Climate experts are concerned that the impacts of global heating will be even more drastic than previously thought.
Friederike Otto, a senior climate lecturer at the Grantham Institute for Climate Change, Imperial College London, said: “In Europe and other parts of the world we are seeing more and more record-breaking heatwaves causing extreme temperatures that have become hotter faster than in most climate models.
“It’s a worrying finding that suggests that if carbon emissions are not rapidly cut, the consequences of climate change on extreme heat in Europe, which already is extremely deadly, could be even worse than we previously thought.”
Meteorologists have said the results of this study are “sobering” as they confirm what was previously feared – that climate change is having a large impact on temperatures, making extreme heat more likely.
Fraser Lott, a climate monitoring and attribution scientist at the Met Office, said: “Two years ago, scientists at the UK Met Office found the chance of seeing 40C in the UK was one in 100 in any given year, up from one in 1,000 in the natural climate.
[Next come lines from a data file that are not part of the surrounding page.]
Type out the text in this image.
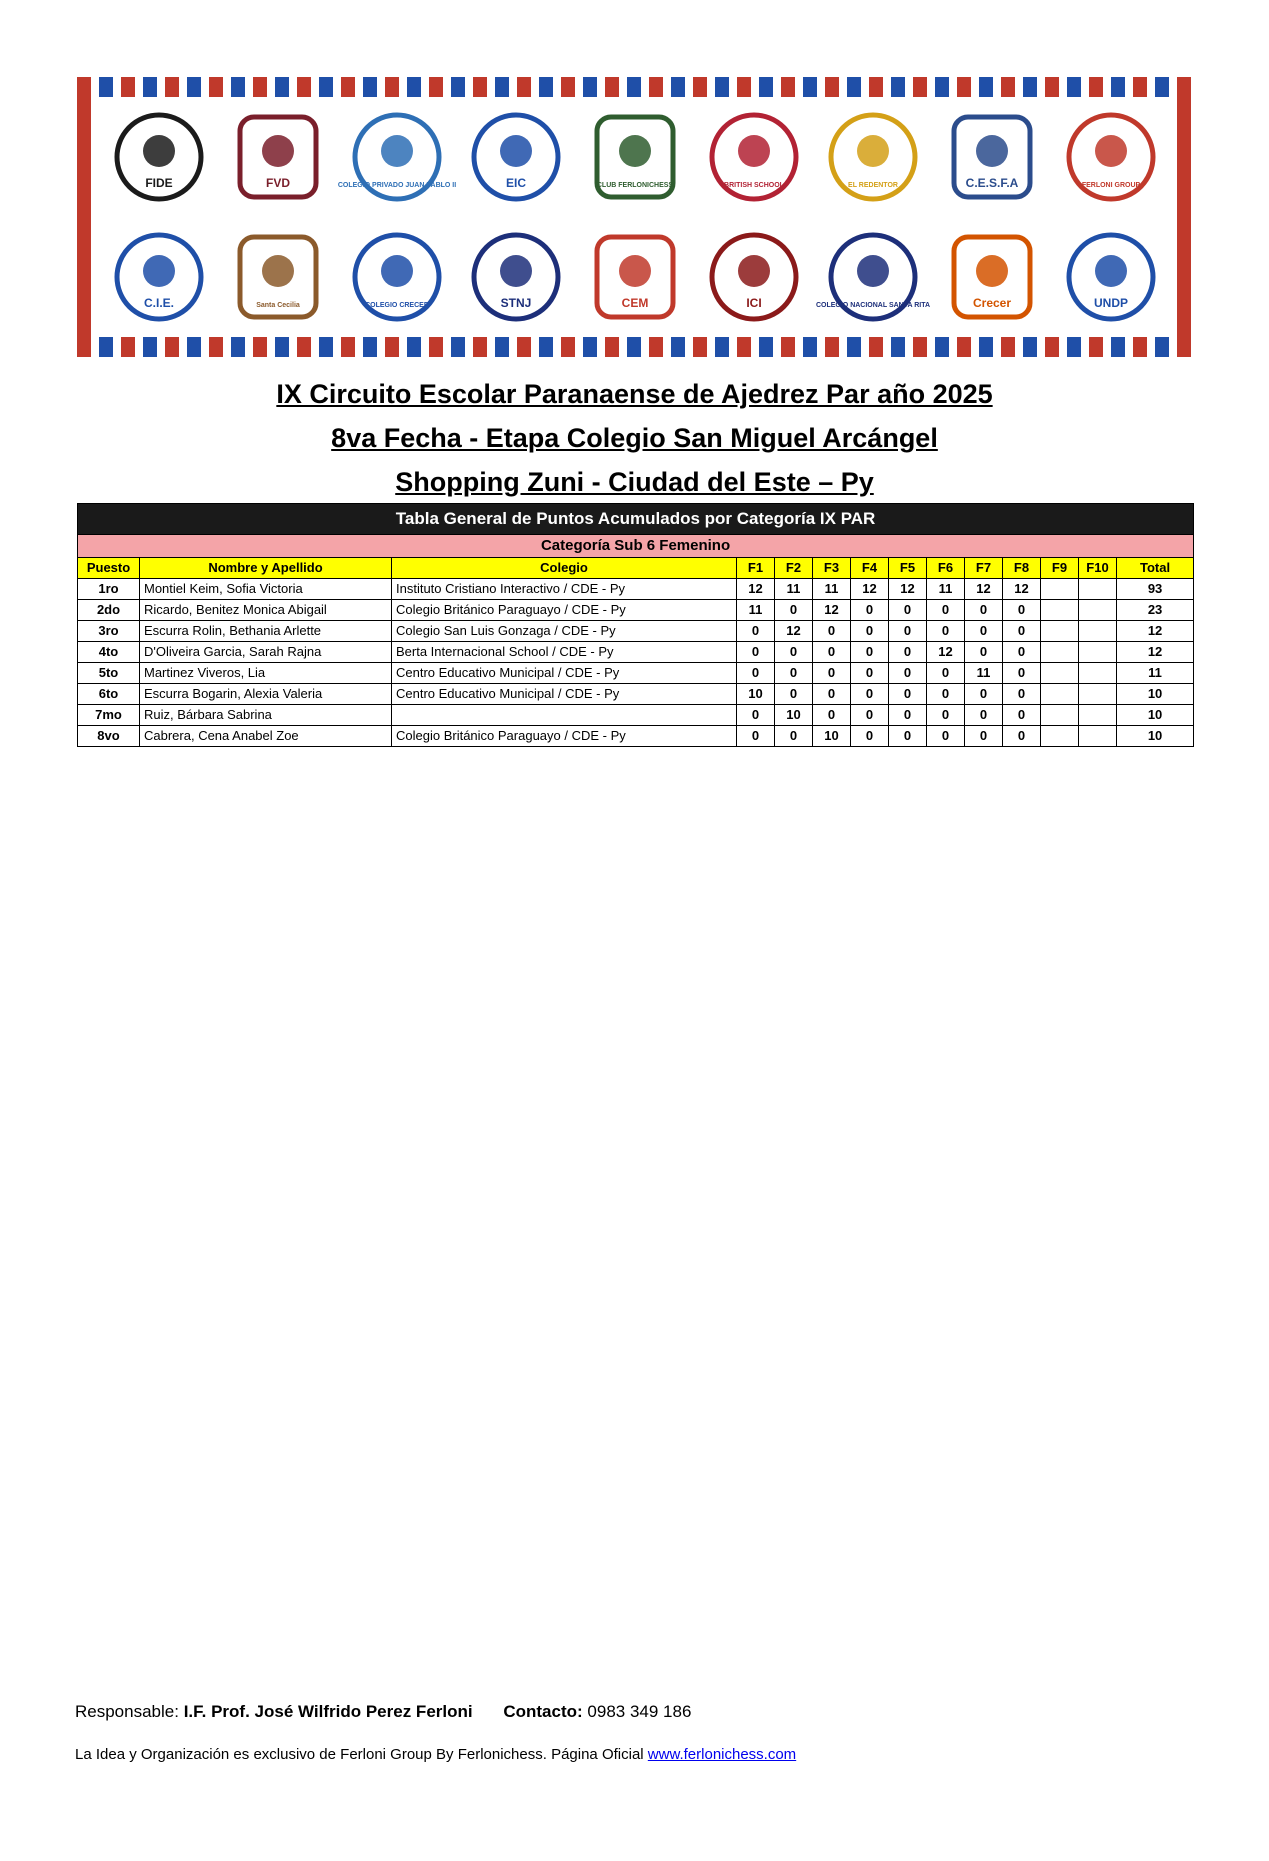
FIDE	FVD	COLEGIO PRIVADO JUAN PABLO II	EIC	CLUB FERLONICHESS	BRITISH SCHOOL	EL REDENTOR	C.E.S.F.A	FERLONI GROUP
C.I.E.	Santa Cecilia	COLEGIO CRECER	STNJ	CEM	ICI	COLEGIO NACIONAL SANTA RITA	Crecer	UNDP
IX Circuito Escolar Paranaense de Ajedrez Par año 2025
8va Fecha - Etapa Colegio San Miguel Arcángel
Shopping Zuni - Ciudad del Este – Py
Tabla General de Puntos Acumulados por Categoría IX PAR													
Categoría Sub 6 Femenino													
Puesto	Nombre y Apellido	Colegio	F1	F2	F3	F4	F5	F6	F7	F8	F9	F10	Total
1ro	Montiel Keim, Sofia Victoria	Instituto Cristiano Interactivo / CDE - Py	12	11	11	12	12	11	12	12			93
2do	Ricardo, Benitez Monica Abigail	Colegio Británico Paraguayo / CDE - Py	11	0	12	0	0	0	0	0			23
3ro	Escurra Rolin, Bethania Arlette	Colegio San Luis Gonzaga / CDE - Py	0	12	0	0	0	0	0	0			12
4to	D'Oliveira Garcia, Sarah Rajna	Berta Internacional School / CDE - Py	0	0	0	0	0	12	0	0			12
5to	Martinez Viveros, Lia	Centro Educativo Municipal / CDE - Py	0	0	0	0	0	0	11	0			11
6to	Escurra Bogarin, Alexia Valeria	Centro Educativo Municipal / CDE - Py	10	0	0	0	0	0	0	0			10
7mo	Ruiz, Bárbara Sabrina		0	10	0	0	0	0	0	0			10
8vo	Cabrera, Cena Anabel Zoe	Colegio Británico Paraguayo / CDE - Py	0	0	10	0	0	0	0	0			10
Responsable: I.F. Prof. José Wilfrido Perez Ferloni Contacto: 0983 349 186
La Idea y Organización es exclusivo de Ferloni Group By Ferlonichess. Página Oficial www.ferlonichess.com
It has been sobering to see such an event happen so soon after that study, to see the raw data coming back from our weather stations.
Experts have called for rapid cuts in emissions to prevent the situation from worsening. Extreme heat kills thousands of people across Europe, and it is thought hundreds of excess deaths in the UK were caused by the recent heatwave.
“Heatwaves are the deadliest type of extreme weather event in Europe, killing thousands each year,” said Roop Singh of the Red Cross Red Crescent Climate Centre. “But they don’t have to be. Many of these deaths are preventable if adequate adaptation plans are in place. Without rapid and comprehensive adaptation and emissions cuts, the situation will only get worse.”